In a laboratory setting, participants were asked to relax for 30 minutes, after which blood pressure and heart rate measurements were taken, along with tests to measure endothelial cell health – the health of the inner cellular lining of blood vessels. Endothelial dysfunction has been implicated in the development of atherosclerosis, or hardening of the arteries, which can lead to heart attacks and strokes.

Prior studies have shown mental stress can impair endothelial function. Researchers in the new study explored how well blood vessels were able to dilate, whether endothelial cells lining the blood vessels were damaged and whether they were able to repair themselves following acute, negative emotions.

After baseline measurements were taken, individuals were randomly assigned to one of four tasks. Over an eight-minute period, one group was asked to recall personal memories aloud that evoked anger. Another was asked to recall memories aloud that evoked anxiety. A third was asked to read sentences aloud that evoked sadness, and the final group was asked to count aloud to remain in an emotionally neutral condition. These tasks were followed by a second silent resting period.

Blood pressure and endothelial health measurements were taken again at three, 40, 70 and 100 minutes following the tasks people performed.

Compared to the emotionally neutral group, people who recalled memories that provoked anger saw a diminished ability of their blood vessels to dilate, which was cut by more than half.
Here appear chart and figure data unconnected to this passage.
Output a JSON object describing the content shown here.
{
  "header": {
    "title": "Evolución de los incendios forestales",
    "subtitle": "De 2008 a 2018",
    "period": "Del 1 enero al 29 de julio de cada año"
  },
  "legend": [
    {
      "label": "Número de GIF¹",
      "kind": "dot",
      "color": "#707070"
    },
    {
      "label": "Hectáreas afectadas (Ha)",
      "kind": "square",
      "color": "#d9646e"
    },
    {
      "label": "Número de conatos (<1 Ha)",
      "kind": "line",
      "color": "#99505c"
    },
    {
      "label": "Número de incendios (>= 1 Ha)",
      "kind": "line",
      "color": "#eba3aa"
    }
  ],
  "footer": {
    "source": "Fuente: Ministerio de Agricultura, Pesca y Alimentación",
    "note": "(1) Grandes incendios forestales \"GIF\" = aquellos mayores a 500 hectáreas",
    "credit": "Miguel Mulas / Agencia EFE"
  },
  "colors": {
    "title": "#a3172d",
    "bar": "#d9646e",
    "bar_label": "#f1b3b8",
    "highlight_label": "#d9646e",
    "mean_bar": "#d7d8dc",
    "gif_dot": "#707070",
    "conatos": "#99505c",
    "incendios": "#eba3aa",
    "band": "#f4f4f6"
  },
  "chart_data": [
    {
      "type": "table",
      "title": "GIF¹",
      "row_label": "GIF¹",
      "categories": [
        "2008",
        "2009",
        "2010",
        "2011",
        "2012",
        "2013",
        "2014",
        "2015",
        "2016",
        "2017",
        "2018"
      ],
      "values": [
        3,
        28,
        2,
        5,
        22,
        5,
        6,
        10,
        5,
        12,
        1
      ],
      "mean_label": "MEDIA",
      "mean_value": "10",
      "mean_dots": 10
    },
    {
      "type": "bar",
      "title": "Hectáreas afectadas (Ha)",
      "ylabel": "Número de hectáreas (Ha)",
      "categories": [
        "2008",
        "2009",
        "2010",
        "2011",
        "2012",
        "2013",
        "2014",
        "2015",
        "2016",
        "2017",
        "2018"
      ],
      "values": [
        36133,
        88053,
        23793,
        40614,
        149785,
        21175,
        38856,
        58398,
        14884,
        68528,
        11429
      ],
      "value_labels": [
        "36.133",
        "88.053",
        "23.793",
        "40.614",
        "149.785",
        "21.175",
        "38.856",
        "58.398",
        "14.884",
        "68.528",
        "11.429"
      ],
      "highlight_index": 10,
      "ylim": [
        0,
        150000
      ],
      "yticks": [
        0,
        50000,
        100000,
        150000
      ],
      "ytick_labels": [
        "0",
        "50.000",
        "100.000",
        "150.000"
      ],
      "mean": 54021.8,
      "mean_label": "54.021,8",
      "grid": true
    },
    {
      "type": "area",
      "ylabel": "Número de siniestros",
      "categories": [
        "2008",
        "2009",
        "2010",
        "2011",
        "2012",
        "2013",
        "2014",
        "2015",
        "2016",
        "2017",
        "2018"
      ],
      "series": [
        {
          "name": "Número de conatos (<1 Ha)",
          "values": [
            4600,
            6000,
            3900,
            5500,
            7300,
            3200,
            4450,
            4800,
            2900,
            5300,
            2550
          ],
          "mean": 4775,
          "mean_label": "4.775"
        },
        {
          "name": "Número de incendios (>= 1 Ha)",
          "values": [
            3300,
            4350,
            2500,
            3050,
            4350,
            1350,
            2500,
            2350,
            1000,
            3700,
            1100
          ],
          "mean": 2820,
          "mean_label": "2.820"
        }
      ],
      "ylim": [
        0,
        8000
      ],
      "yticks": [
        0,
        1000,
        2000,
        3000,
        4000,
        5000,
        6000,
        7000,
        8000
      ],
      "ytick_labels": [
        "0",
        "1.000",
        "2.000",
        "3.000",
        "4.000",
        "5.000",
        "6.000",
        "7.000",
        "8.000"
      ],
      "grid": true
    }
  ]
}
This effect peaked 40 minutes after the anger-recall task and then function returned to normal.

Though the effect was temporary, Shimbo said it's important to note that it resulted from just eight minutes of recalling angry feelings, raising questions about the cumulative impact of anger on blood vessel function over a longer period of time.

"We showed that if you get angry once, it impairs your ability to dilate," said Shimbo, who is also a professor of medicine at Columbia. "But what if you get angry 10,000 times over a lifetime? This chronic insult to your arteries eventually may lead to permanent damage. That's what we think is going on."

Provoked anxiety and sadness, however, had no statistically significant effects, a result that Shimbo said surprised him.

"People lump negative emotions into one bucket," he said. "This tells me that maybe anger, anxiety and sadness are different from each other in how they affect heart risk."

Dr. Suzanne Arnold, a cardiologist at Saint Luke's Health System and a professor of medicine at the University of Missouri-Kansas City School of Medicine, said the findings shed light on why bursts of anger may lead to cardiovascular disease.

"This is interesting because it helps to explain something we've seen over and over again," she said. "There's plenty of data that have shown acute anger increases the risk for heart attacks, but the mechanism by which that happens is not really understood."

Arnold, who was not involved in the research, noted the study was limited to young adults with no cardiovascular disease or risk factors and suggested the next step may be to expand the study population.

"What does this look like in people who are older and have cardiovascular disease already?" she asked. "You may see more profound effects."